Tenzin Gyatso XIVe Dalaï Lama

Pour faire face aux grands problèmes qui menacent l’humanité, il est indispensable que chacun prenne conscience de sa responsabilité et l’assume au mieux pour l’intérêt général. Seul le développement de la compassion est apte à nous transformer pour que nous agissions dans ce sens et que nous puissions intégrer une éthique de vie dans les relations internationales, dans la science et même dans la religion.

Je pense qu’en dépit des rapides progrès de la civilisation durant ce siècle, la cause la plus immédiate de notre dilemme actuel est l’accent excessif porté sur le seul développement matériel. Nous sommes tellement obnubilés sans le savoir par cette course que nous avons négligé de répondre aux besoins humains les plus élémentaires d’amour, de bonté, de coopération et de sollicitude. Quand nous ne connaissons pas quelqu’un ou que nous trouvons une raison quelconque de ne pas nous sentir lié à un individu ou à un groupe particulier, tout simplement nous les ignorons. Pourtant, le développement de la société humaine se base entièrement sur l’entraide. Une fois que nous avons perdu l’humanité essentielle qui nous fonde, à quoi bon rechercher uniquement le progrès matériel ?

Pour moi, c’est clair : un authentique sens de responsabilité ne peut résulter que d’un développement de la compassion. Seul un sentiment spontané d’empathie avec les autres peut réellement nous motiver à agir dans leur intérêt. J’ai déjà expliqué ailleurs comment cultiver la compassion. Juste pour mémoire dans ce bref exposé, j’aimerais examiner comment notre situation globale actuelle peut être améliorée en prenant davantage appui sur la responsabilité universelle.

D’abord, il me faut mentionner que je ne crois ni à la création de mouvements ni à embrasser des idéologies. Pas plus que je n’apprécie la pratique d’établir une organisation afin de promouvoir telle ou telle idée, ce qui implique qu’un petit groupe est seul responsable de l’accomplissement d’un dessein, alors que tous les autres en sont exempts. Dans les circonstances présentes, nul d’entre nous ne peut se permettre de présumer que quelqu’un d’autre va résoudre nos problèmes. Chacun de nous doit assumer sa propre part de responsabilité universelle. Ainsi, à mesure que s’accroîtra le nombre d’individus concernés et responsables – des dizaines, des centaines, puis des milliers et même des centaines de milliers – l’atmosphère générale s’en trouvera améliorée. Si nous nous décourageons, nous n’atteindrons même pas aux buts les plus simples. Une détermination constante et persévérante nous permettra de parvenir aux objectifs même les plus difficiles.

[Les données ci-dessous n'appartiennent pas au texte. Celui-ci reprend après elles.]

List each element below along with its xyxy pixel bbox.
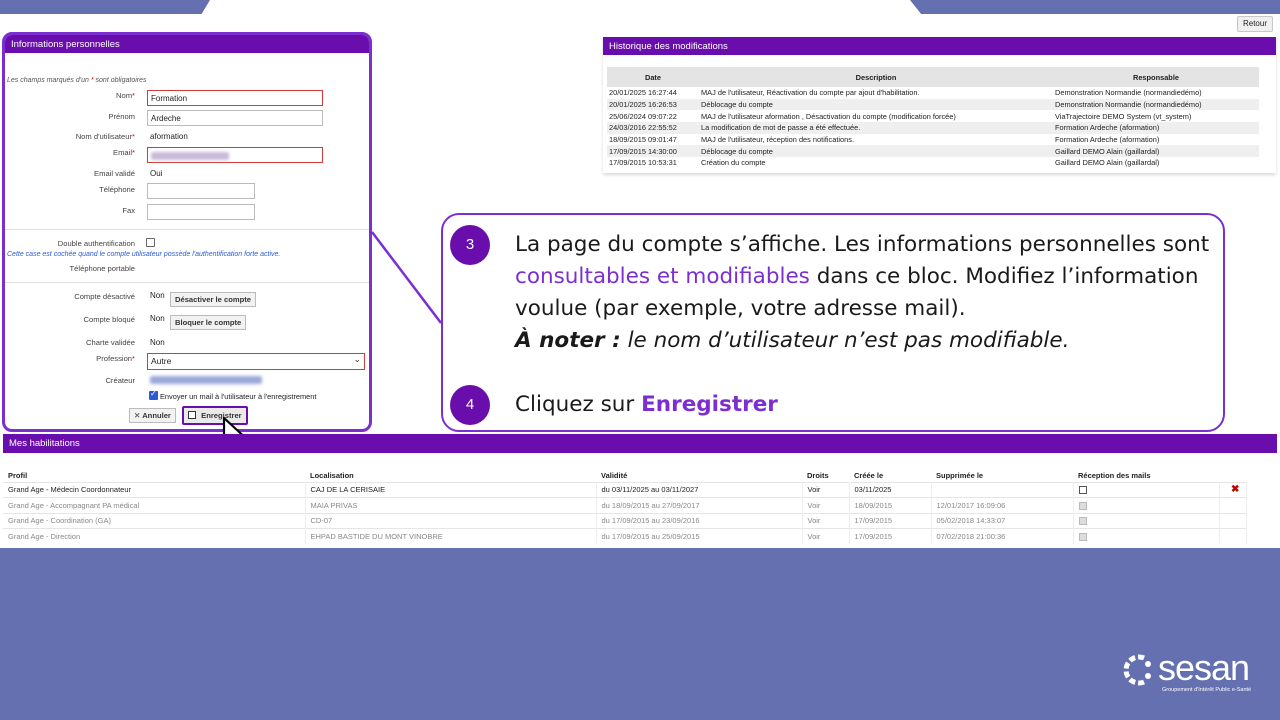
- habilitations-title: Mes habilitations: [3, 434, 1277, 453]
- compte-bloque-label: Compte bloqué: [83, 315, 135, 324]
- step-4-badge: 4: [450, 385, 490, 425]
- habil-profil: Grand Age - Médecin Coordonnateur: [3, 482, 305, 498]
- delete-icon[interactable]: ✖: [1231, 484, 1240, 496]
- step-4-prefix: Cliquez sur: [515, 392, 642, 417]
- habil-supprimee: [931, 482, 1073, 498]
- step-3-highlight: consultables et modifiables: [515, 264, 810, 289]
- histo-responsable: ViaTrajectoire DEMO System (vt_system): [1055, 111, 1192, 121]
- save-icon: [188, 411, 196, 419]
- histo-date: 17/09/2015 14:30:00: [607, 145, 699, 157]
- nom-label: [116, 91, 135, 100]
- histo-description: MAJ de l'utilisateur, réception des notifications.: [701, 135, 854, 145]
- double-auth-note: Cette case est cochée quand le compte utilisateur possède l'authentification forte active.: [7, 251, 281, 258]
- historique-col-responsable: Responsable: [1053, 67, 1259, 87]
- habil-col-supprimee: Supprimée le: [936, 471, 984, 481]
- email-label: [113, 148, 135, 157]
- habil-col-creee: Créée le: [854, 471, 884, 481]
- profession-label: [96, 354, 135, 363]
- note-star: *: [90, 77, 94, 84]
- retour-button[interactable]: Retour: [1237, 16, 1273, 32]
- profession-label-text: Profession: [96, 354, 133, 363]
- reception-mails-checkbox: [1079, 517, 1087, 525]
- historique-col-description: Description: [699, 67, 1053, 87]
- sesan-logo-word: sesan: [1158, 647, 1250, 688]
- histo-description: MAJ de l'utilisateur aformation , Désactivation du compte (modification forcée): [701, 111, 956, 121]
- email-valide-label: Email validé: [94, 169, 135, 178]
- top-band-right: [910, 0, 1280, 14]
- double-auth-checkbox[interactable]: [146, 238, 155, 247]
- habil-supprimee: 07/02/2018 21:00:36: [931, 529, 1073, 545]
- histo-responsable: Demonstration Normandie (normandiedémo): [1055, 88, 1202, 98]
- sesan-logo-tagline: Groupement d'Intérêt Public e-Santé: [1162, 687, 1252, 693]
- username-required-star: *: [132, 132, 135, 141]
- note-bold: À noter :: [515, 328, 621, 353]
- habil-creee: 03/11/2025: [849, 482, 931, 498]
- createur-blurred-value: [150, 376, 262, 384]
- habil-col-droits: Droits: [807, 471, 829, 481]
- histo-description: La modification de mot de passe a été effectuée.: [699, 122, 1053, 134]
- historique-table: [607, 67, 1259, 169]
- histo-description: Création du compte: [701, 158, 766, 168]
- habil-actions: [1219, 482, 1247, 498]
- habil-localisation: EHPAD BASTIDE DU MONT VINOBRE: [305, 529, 596, 545]
- table-row: [607, 145, 1259, 157]
- habil-reception: [1073, 513, 1219, 529]
- histo-description: Déblocage du compte: [699, 99, 1053, 111]
- email-valide-value: Oui: [150, 169, 163, 178]
- username-label: [76, 132, 135, 141]
- reception-mails-checkbox: [1079, 533, 1087, 541]
- histo-date: 25/06/2024 09:07:22: [609, 111, 677, 121]
- habil-localisation: CAJ DE LA CERISAIE: [305, 482, 596, 498]
- step-3-text: [515, 229, 1215, 357]
- habil-profil: Grand Age - Coordination (GA): [3, 513, 305, 529]
- table-row: [607, 99, 1259, 111]
- nom-required-star: *: [132, 91, 135, 100]
- nom-label-text: Nom: [115, 91, 133, 100]
- step-4-text: [515, 389, 778, 421]
- email-blurred-value: [151, 152, 229, 160]
- charte-validee-label: Charte validée: [86, 338, 135, 347]
- instruction-callout: [441, 213, 1225, 432]
- habil-profil: Grand Age - Accompagnant PA médical: [3, 498, 305, 514]
- enregistrer-label: Enregistrer: [201, 411, 242, 420]
- compte-bloque-value: Non: [150, 314, 165, 323]
- required-fields-note: [7, 77, 147, 84]
- histo-responsable: Gaillard DEMO Alain (gaillardal): [1055, 158, 1160, 168]
- habil-validite: du 17/09/2015 au 23/09/2016: [596, 513, 802, 529]
- double-auth-label: Double authentification: [57, 239, 135, 248]
- historique-title: Historique des modifications: [603, 37, 1276, 55]
- habil-col-reception: Réception des mails: [1078, 471, 1151, 481]
- habil-droits: Voir: [802, 498, 849, 514]
- compte-desactive-label: Compte désactivé: [74, 292, 135, 301]
- username-value: aformation: [150, 132, 188, 141]
- fax-label: Fax: [122, 206, 135, 215]
- table-row: [607, 157, 1259, 169]
- historique-col-date: Date: [607, 67, 699, 87]
- habil-reception: [1073, 529, 1219, 545]
- annuler-button[interactable]: [129, 408, 176, 423]
- sesan-logo-mark-icon: [1122, 652, 1162, 688]
- profession-selected-value: Autre: [151, 356, 172, 366]
- histo-responsable: Formation Ardeche (aformation): [1053, 122, 1259, 134]
- envoyer-mail-label: Envoyer un mail à l'utilisateur à l'enregistrement: [160, 392, 317, 401]
- habil-col-profil: Profil: [8, 471, 28, 481]
- histo-responsable: Gaillard DEMO Alain (gaillardal): [1053, 145, 1259, 157]
- step-3-text-part1: La page du compte s’affiche. Les informations personnelles sont: [515, 232, 1210, 257]
- charte-validee-value: Non: [150, 338, 165, 347]
- habil-validite: du 03/11/2025 au 03/11/2027: [596, 482, 802, 498]
- histo-date: 24/03/2016 22:55:52: [607, 122, 699, 134]
- habil-reception: [1073, 498, 1219, 514]
- historique-panel: [603, 37, 1276, 173]
- close-icon: ✕: [134, 411, 141, 420]
- bloquer-compte-button[interactable]: Bloquer le compte: [170, 315, 246, 330]
- habilitations-table: [3, 470, 1247, 544]
- table-row: [607, 110, 1259, 122]
- table-row: [3, 513, 1247, 529]
- habil-col-localisation: Localisation: [310, 471, 354, 481]
- histo-date: 17/09/2015 10:53:31: [609, 158, 677, 168]
- table-row: [3, 529, 1247, 545]
- bottom-band: [0, 548, 1280, 720]
- habil-localisation: MAIA PRIVAS: [305, 498, 596, 514]
- habil-droits: Voir: [802, 513, 849, 529]
- habil-profil: Grand Age - Direction: [3, 529, 305, 545]
- table-row: [607, 87, 1259, 99]
- desactiver-compte-button[interactable]: Désactiver le compte: [170, 292, 256, 307]
- profession-select[interactable]: [147, 353, 365, 370]
- email-input[interactable]: [147, 147, 323, 163]
- habil-supprimee: 05/02/2018 14:33:07: [931, 513, 1073, 529]
- createur-label: Créateur: [105, 376, 135, 385]
- sesan-logo: [1122, 647, 1252, 693]
- info-title: Informations personnelles: [5, 35, 369, 53]
- histo-responsable: Demonstration Normandie (normandiedémo): [1053, 99, 1259, 111]
- username-label-text: Nom d'utilisateur: [75, 132, 133, 141]
- table-row: [607, 134, 1259, 146]
- nom-input[interactable]: Formation: [147, 90, 323, 106]
- habil-supprimee: 12/01/2017 16:09:06: [931, 498, 1073, 514]
- habil-droits: Voir: [802, 482, 849, 498]
- compte-desactive-value: Non: [150, 291, 165, 300]
- email-required-star: *: [132, 148, 135, 157]
- histo-date: 20/01/2025 16:26:53: [607, 99, 699, 111]
- habil-validite: du 18/09/2015 au 27/09/2017: [596, 498, 802, 514]
- prenom-label: Prénom: [108, 112, 135, 121]
- reception-mails-checkbox[interactable]: [1079, 486, 1087, 494]
- telephone-input[interactable]: [147, 183, 255, 199]
- histo-description: MAJ de l'utilisateur, Réactivation du compte par ajout d'habilitation.: [701, 88, 920, 98]
- habil-col-validite: Validité: [601, 471, 628, 481]
- reception-mails-checkbox: [1079, 502, 1087, 510]
- table-row: [3, 498, 1247, 514]
- top-band-left: [0, 0, 210, 14]
- note-prefix: Les champs marqués d'un: [7, 77, 89, 84]
- chevron-down-icon: ⌄: [353, 354, 361, 364]
- habil-localisation: CD-07: [305, 513, 596, 529]
- divider: [5, 282, 369, 283]
- profession-required-star: *: [132, 354, 135, 363]
- table-row: [3, 482, 1247, 498]
- email-label-text: Email: [113, 148, 133, 157]
- habil-creee: 18/09/2015: [849, 498, 931, 514]
- habil-actions: [1219, 529, 1247, 545]
- telephone-label: Téléphone: [99, 185, 135, 194]
- note-text: le nom d’utilisateur n’est pas modifiable.: [620, 328, 1070, 353]
- habil-droits: Voir: [802, 529, 849, 545]
- histo-date: 18/09/2015 09:01:47: [609, 135, 677, 145]
- habilitations-panel: [3, 434, 1277, 548]
- note-suffix: sont obligatoires: [95, 77, 147, 84]
- informations-personnelles-panel: [2, 32, 372, 432]
- step-3-text-part2: dans ce bloc. Modifiez l’information voulue (par exemple, votre adresse mail).: [515, 264, 1199, 321]
- habil-actions: [1219, 513, 1247, 529]
- envoyer-mail-checkbox[interactable]: [149, 391, 158, 400]
- habil-reception: [1073, 482, 1219, 498]
- fax-input[interactable]: [147, 204, 255, 220]
- createur-value: [150, 375, 262, 384]
- histo-description: Déblocage du compte: [699, 145, 1053, 157]
- step-4-highlight: Enregistrer: [641, 392, 778, 417]
- step-3-badge: 3: [450, 225, 490, 265]
- annuler-label: Annuler: [142, 411, 171, 420]
- histo-responsable: Formation Ardeche (aformation): [1055, 135, 1160, 145]
- habil-validite: du 17/09/2015 au 25/09/2015: [596, 529, 802, 545]
- habil-creee: 17/09/2015: [849, 513, 931, 529]
- divider: [5, 229, 369, 230]
- habil-actions: [1219, 498, 1247, 514]
- histo-date: 20/01/2025 16:27:44: [609, 88, 677, 98]
- habil-col-actions: [1219, 470, 1247, 482]
- habil-creee: 17/09/2015: [849, 529, 931, 545]
- table-row: [607, 122, 1259, 134]
- prenom-input[interactable]: Ardeche: [147, 110, 323, 126]
- telephone-portable-label: Téléphone portable: [69, 264, 135, 273]
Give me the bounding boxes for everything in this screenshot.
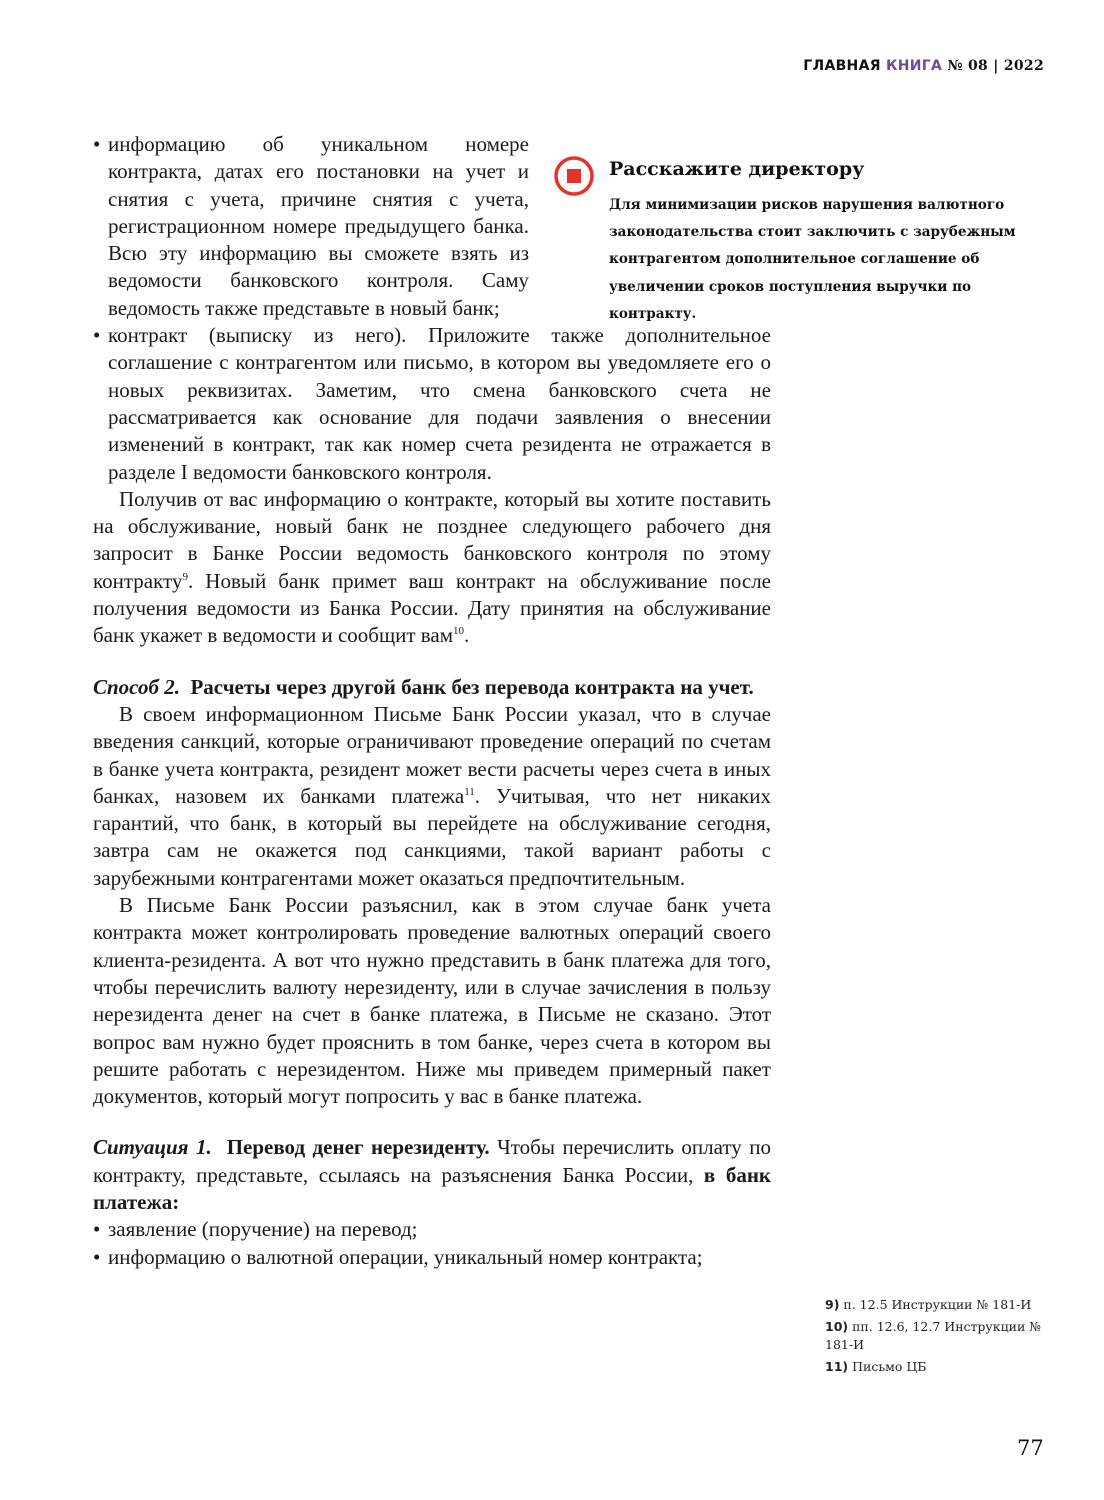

Adopter une attitude de responsabilité universelle est essentiellement une affaire personnelle. Le test réel de la compassion n’est pas ce que nous disons lors de conversations abstraites, c’est notre manière de nous comporter dans la vie de tous les jours. Néanmoins, certaines options sont fondamentales pour pratiquer l’altruisme.

Bien qu’aucun système de gouvernement ne soit parfait, la démocratie est ce qu’il y a de plus proche de la nature essentielle de l’humanité. Donc, ceux d’entre nous qui en jouissent doivent continuer de lutter pour le droit de tous d’y avoir accès. Plus encore, la démocratie est le seul fondement stable sur lequel ériger une structure politique globale. Pour œuvrer en commun, nous devons respecter le droit de tous les peuples et nations de préserver leurs propres caractères et valeurs distinctives.

Un effort énorme sera requis en particulier pour faire entrer la compassion dans le domaine des échanges internationaux. L’inégalité économique, notamment entre nations développées et en développement, est toujours la source majeure des souffrances sur notre planète. Même si elles y perdent à court terme, les grandes entreprises multinationales doivent mettre fin à l’exploitation des pays pauvres. Pomper les quelques ressources précieuses que possèdent ces nations simplement pour alimenter la consommation des pays développés est désas- treux ; si cela continue sans le moindre contrôle, tout le monde finira par en souffrir. Consolider des économies faibles et non-diversifiées est une option beaucoup plus sage en vue de promouvoir la stabilité tant politique qu’économique. Aussi idéaliste que cela puisse paraître, l’altruisme, et pas seulement la compétition ou la course à la richesse, devrait être la force motrice dans le domaine des affaires.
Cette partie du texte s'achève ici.